To run the benchmark with the generated data set, simply use the trtllm-bench throughput subcommand. The benchmarker will run an offline maximum throughput scenario such that all requests are queued in rapid succession. You simply need to provide a model name (HuggingFace reference or path to a local model), a generated dataset, and a file containing any desired extra options to the LLMApi (details in tensorrt_llm/llmapi/llm_args.py:LlmArgs).

For dense / non-MoE models:

trtllm-bench --tp $tp_size --pp $pp_size --model $model_name throughput --dataset $dataset_file --backend pytorch --extra_llm_api_options $llm_options

llm_options.yml

cuda_graph_config:
  enable_padding: true
  batch_sizes:
    - 1
    - 2
    - 4
    - 8
    - 16
    - 32
    - 64
    - 128
    - 256
    - 384
    - 512
    - 1024
    - 2048
    - 4096
    - 8192

For MoE models:

trtllm-bench --tp $tp_size --pp $pp_size --ep $ep_size --model $model_name throughput --dataset $dataset_file --backend pytorch --extra_llm_api_options $llm_options

llm_options.yml

enable_attention_dp: true
cuda_graph_config:
  enable_padding: true
  batch_sizes:
    - 1
    - 2
    - 4
    - 8
    - 16
    - 32
    - 64
    - 128
    - 256
    - 384
    - 512
    - 1024
    - 2048
    - 4096
    - 8192

In many cases, we also use a higher KV cache percentage by setting --kv_cache_free_gpu_mem_fraction 0.95 in the benchmark command. This allows us to obtain better performance than the default setting of 0.90. We fall back to 0.90 or lower if out-of-memory errors are encountered.
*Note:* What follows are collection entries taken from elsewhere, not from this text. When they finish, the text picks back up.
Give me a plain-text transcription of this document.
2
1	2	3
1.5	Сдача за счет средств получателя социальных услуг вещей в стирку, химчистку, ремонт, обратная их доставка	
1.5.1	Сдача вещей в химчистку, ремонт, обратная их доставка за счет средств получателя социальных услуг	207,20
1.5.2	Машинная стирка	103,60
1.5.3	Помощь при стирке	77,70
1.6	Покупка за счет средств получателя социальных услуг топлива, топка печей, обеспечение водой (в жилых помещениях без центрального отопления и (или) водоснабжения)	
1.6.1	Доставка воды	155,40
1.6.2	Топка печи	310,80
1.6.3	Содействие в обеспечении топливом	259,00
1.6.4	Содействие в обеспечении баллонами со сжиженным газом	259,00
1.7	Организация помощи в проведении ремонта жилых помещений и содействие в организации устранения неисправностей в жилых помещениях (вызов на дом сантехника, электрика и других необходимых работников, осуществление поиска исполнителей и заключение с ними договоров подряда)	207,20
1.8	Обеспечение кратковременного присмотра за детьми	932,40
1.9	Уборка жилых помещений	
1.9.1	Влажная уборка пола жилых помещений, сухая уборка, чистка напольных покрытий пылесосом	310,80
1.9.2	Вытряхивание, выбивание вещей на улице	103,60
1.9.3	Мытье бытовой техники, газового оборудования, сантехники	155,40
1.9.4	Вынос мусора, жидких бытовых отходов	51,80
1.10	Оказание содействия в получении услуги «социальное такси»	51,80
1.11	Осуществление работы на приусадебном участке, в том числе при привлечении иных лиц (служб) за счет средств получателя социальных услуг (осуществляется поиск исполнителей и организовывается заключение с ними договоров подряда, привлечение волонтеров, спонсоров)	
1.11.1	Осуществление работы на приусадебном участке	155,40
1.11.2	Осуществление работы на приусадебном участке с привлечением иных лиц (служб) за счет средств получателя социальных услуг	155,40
The results will be printed to the terminal upon benchmark completion. For example,

===========================================================
= PERFORMANCE OVERVIEW
===========================================================
Request Throughput (req/sec):                     43.2089
Total Output Throughput (tokens/sec):             5530.7382
Per User Output Throughput (tokens/sec/user):     2.0563
Per GPU Output Throughput (tokens/sec/gpu):       5530.7382
Total Token Throughput (tokens/sec):              94022.5497
Total Latency (ms):                               115716.9214
Average request latency (ms):                     75903.4456
Per User Output Speed [1/TPOT] (tokens/sec/user): 5.4656
Average time-to-first-token [TTFT] (ms):          52667.0339
Average time-per-output-token [TPOT] (ms):        182.9639

-- Per-Request Time-per-Output-Token [TPOT] Breakdown (ms)

[TPOT] MINIMUM: 32.8005
[TPOT] MAXIMUM: 208.4667
[TPOT] AVERAGE: 182.9639
[TPOT] P50    : 204.0463
[TPOT] P90    : 206.3863
[TPOT] P95    : 206.5064
[TPOT] P99    : 206.5821

-- Per-Request Time-to-First-Token [TTFT] Breakdown (ms)

[TTFT] MINIMUM: 3914.7621
[TTFT] MAXIMUM: 107501.2487
[TTFT] AVERAGE: 52667.0339
[TTFT] P50    : 52269.7072
[TTFT] P90    : 96583.7187
[TTFT] P95    : 101978.4566
[TTFT] P99    : 106563.4497

-- Request Latency Breakdown (ms) -----------------------

[Latency] P50    : 78509.2102
[Latency] P90    : 110804.0017
[Latency] P95    : 111302.9101
[Latency] P99    : 111618.2158
[Latency] MINIMUM: 24189.0838
[Latency] MAXIMUM: 111668.0964
[Latency] AVERAGE: 75903.4456

[!WARNING] In some cases, the benchmarker may not print anything at all. This behavior usually means that the benchmark has hit an out of memory issue. Try reducing the KV cache percentage using the --kv_cache_free_gpu_mem_fraction option to lower the percentage of used memory.